The chief U.S. equity strategist for Goldman Sachs Group Inc. said last week that he believed the stock market is overvalued unless a tax overhaul is enacted.
But John Lonski, chief economist at Moody's Capital Markets Research Group, said he thought the stock market could handle the failure of the Republicans’ tax cut plans because corporate profits have been solid and interest rates are low.
“The market has priced in tax reform,” Lonksi said. “On the other hand, if it doesn’t get passed, I don’t think the market necessarily takes an extended dive for the simple fact that the market will ultimately be driven by the outlook for profitability, which while not great, is sufficient.”
Lonksi said he thought Mnuchin was exaggerating the effect on the stock market to increase pressure on Congress.

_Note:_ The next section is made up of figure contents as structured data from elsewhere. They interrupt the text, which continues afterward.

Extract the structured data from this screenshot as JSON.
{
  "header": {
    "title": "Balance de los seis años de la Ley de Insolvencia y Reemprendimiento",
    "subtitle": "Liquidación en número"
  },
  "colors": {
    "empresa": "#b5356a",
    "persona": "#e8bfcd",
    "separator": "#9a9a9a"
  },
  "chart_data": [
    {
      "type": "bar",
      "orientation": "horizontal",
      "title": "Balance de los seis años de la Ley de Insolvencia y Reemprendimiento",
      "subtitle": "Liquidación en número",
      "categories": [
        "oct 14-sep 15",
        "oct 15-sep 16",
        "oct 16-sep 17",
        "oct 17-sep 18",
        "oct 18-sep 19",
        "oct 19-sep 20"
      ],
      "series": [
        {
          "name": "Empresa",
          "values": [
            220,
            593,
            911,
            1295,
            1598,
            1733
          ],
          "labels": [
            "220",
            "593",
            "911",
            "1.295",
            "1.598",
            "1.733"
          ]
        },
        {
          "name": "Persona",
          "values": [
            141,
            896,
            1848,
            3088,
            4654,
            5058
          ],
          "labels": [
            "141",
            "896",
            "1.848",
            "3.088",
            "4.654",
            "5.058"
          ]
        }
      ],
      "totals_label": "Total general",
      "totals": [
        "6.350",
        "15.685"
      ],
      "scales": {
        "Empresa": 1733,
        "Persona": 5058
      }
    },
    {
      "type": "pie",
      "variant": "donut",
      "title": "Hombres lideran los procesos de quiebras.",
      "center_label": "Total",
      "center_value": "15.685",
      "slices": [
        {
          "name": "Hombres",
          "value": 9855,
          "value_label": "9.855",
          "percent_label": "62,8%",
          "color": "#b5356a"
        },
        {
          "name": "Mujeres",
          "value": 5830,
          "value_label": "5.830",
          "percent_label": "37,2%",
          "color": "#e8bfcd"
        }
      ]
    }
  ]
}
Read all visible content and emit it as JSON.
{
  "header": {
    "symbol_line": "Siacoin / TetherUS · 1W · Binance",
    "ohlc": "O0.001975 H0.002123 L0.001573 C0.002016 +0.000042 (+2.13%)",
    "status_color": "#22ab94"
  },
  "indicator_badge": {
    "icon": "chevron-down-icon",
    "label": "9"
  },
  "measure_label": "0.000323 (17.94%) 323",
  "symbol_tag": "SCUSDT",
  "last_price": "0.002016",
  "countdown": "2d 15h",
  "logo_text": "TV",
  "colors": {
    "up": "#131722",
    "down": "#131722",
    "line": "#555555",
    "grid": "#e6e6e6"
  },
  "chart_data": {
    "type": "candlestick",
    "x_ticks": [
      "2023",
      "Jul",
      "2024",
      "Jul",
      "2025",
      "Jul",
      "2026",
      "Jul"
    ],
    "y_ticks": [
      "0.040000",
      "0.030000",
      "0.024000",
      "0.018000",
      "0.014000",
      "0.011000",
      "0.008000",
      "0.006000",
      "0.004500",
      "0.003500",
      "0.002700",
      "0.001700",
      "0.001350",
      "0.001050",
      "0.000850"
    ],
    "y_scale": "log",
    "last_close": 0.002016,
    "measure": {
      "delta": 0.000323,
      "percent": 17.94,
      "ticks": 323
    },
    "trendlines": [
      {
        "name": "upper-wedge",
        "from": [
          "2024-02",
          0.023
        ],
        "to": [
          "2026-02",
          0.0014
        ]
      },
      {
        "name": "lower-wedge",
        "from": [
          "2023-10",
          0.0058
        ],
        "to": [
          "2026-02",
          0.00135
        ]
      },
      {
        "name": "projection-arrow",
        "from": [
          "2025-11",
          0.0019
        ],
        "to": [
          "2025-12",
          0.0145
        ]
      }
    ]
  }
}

“There’s a political motivation to that statement,” he said of Mnuchin’s warning. “I don’t necessarily think you’re going to see a 10[%]-20% correction for the equity market in the event that tax reform dies.”
Jack Ablin, chief investment officer of BMO Private Bank in Chicago, said he believed that investors are putting the chances for major tax legislation at about 50% after it appeared to be dead in August.
“If corporate tax reform doesn’t get done, then why should the market go any further back than August when investors assumed it wasn’t going to get done,” he said. That would be about a 6% correction.
Mnuchin on Tuesday raised expectations for tax-cut legislation by giving his “absolute guarantee” that Congress would send a tax bill to Trump to sign by the end of the year. His statement came after Trump and Senate Majority Leader Mitch McConnell (R-Kent.) tried this week to downplay expectations of passage this year.
Ablin said he thought Mnuchin’s comments were made because he realizes his job could be on the line if a tax overhaul isn’t enacted. Mnuchin is leading the Trump administration’s tax overhaul efforts with Gary Cohn, the top White House economic advisor.
In February, Mnuchin said the administration wanted to get a tax overhaul enacted by Congress’ August recess.
Valliere said Mnuchin showed his inexperience in making the guarantee.
“Whether we get it on Dec. 20 or we get it on March 20 is not that crucial for the markets. The markets just want to be assured this thing is progressing,” he said. “I’m a believer that it’s better to set low expectations than to try to meet high expectations.”